The TEAS test is weighted very heavily as well, and is one of the most important factors following the science pre-requisites. The good news is that there is plenty of material available to help students study. Prepare for the test by using practice guides such as McGraw Hill’s 5 TEAS Practice Tests or Secrets of the TEAS V Exam by Mometrix Media.
One of the aspects of the exam that surprises students is how heavily it focuses on science. If someone didn’t get “A’s” in their pre-req courses, they will wish they had. Quite simply, candidates need to know their stuff to pass the science portion of the exam; this means anatomy, microbiology and chemistry can all be major factors in the testing portion of the exam.
3. Get Medical experience. Easier said than done, right? These programs have strict admissions standards which weed out the people who have not put in the extra effort to get accepted into the school. On the points system, having a medical background usually will increase the application point score of a candidate by about five out of 100 total points possible. It doesn’t sound like much, but it can make a difference when admission councils are deciding between one applicant and another – a lot of students who ace their pre-reqs and their TEAS still scrounge for points at the end of their application process. The medical experience points can help you meet the entrance criteria and are usually something faculty look for in excellent candidates, meaning medical experience can go a long way to help students applying to nursing school.
Some of the easiest experience to get is as an emergency medical technician, certified nursing assistant or phlebotomy experience. If a candidate is a licensed practical nurse or paramedic, great, but these programs are relatively intensive and can take a long time to actually get the license and experience required. Starting them only to get the medical experience points for the application may not be the best route.
EMT, CNA and phlebotomy certifications can be earned in usually a semester or less and can give someone both experience and quality references that can be added towards their application points pool.
4. Cleaning up the overall GPA. This means getting those “D’s” and “F’s” taken off all transcripts. The overall GPA of the student isn’t usually heavily weighted, but it is still a factor. Try to clean this up as best you can with an academic renewal request, which can usually be done in the business administration office at any college.

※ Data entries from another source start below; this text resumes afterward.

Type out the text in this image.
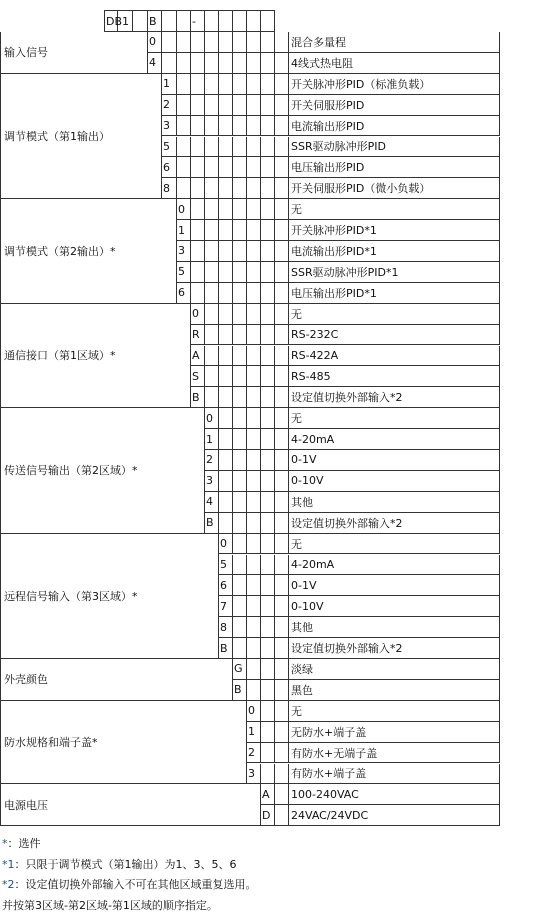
DB1 B	-
输入信号
0	混合多量程
4	4线式热电阻
调节模式（第1输出）
1	开关脉冲形PID（标准负载）
2	开关伺服形PID
3	电流输出形PID
5	SSR驱动脉冲形PID
6	电压输出形PID
8	开关伺服形PID（微小负载）
调节模式（第2输出）*
0	无
1	开关脉冲形PID*1
3	电流输出形PID*1
5	SSR驱动脉冲形PID*1
6	电压输出形PID*1
通信接口（第1区域）*
0	无
R	RS-232C
A	RS-422A
S	RS-485
B	设定值切换外部输入*2
传送信号输出（第2区域）*
0	无
1	4-20mA
2	0-1V
3	0-10V
4	其他
B	设定值切换外部输入*2
远程信号输入（第3区域）*
0	无
5	4-20mA
6	0-1V
7	0-10V
8	其他
B	设定值切换外部输入*2
外壳颜色
G	淡绿
B	黑色
防水规格和端子盖*
0	无
1	无防水+端子盖
2	有防水+无端子盖
3	有防水+端子盖
电源电压
A	100-240VAC
D	24VAC/24VDC
*：选件
*1：只限于调节模式（第1输出）为1、3、5、6
*2：设定值切换外部输入不可在其他区域重复选用。
并按第3区域-第2区域-第1区域的顺序指定。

5. Apply everywhere. One of the best and easiest to follow tips for applying to nursing school is to not limit applications to top choices. It is not rare for people to have to wait three-to-four years to get into a nursing program. Many programs have switched to a competitive point system to apply but revert to a raffle system once requirements are met. If the total class size accepted is 60 individuals out of 2000 or more applicants, then the chances of getting in are low. It might be better to apply in other states that have less competitive programs or smaller populations.
Candidates should be very careful to research the state educational requirements for nurses. For instance, the California Board of Registered Nursing will not allow nurses to work within its borders if they have been educated in a state other than California; although many states do not have these restrictions. Do the due diligence and make sure you have all the information by contacting the state nursing board you plan to be employed under.
Nursing is a competitive field and people have to be on their game and willing to make sacrifices to be a part of it. Following these five steps can help a nursing school candidate get a great deal closer to their career goals.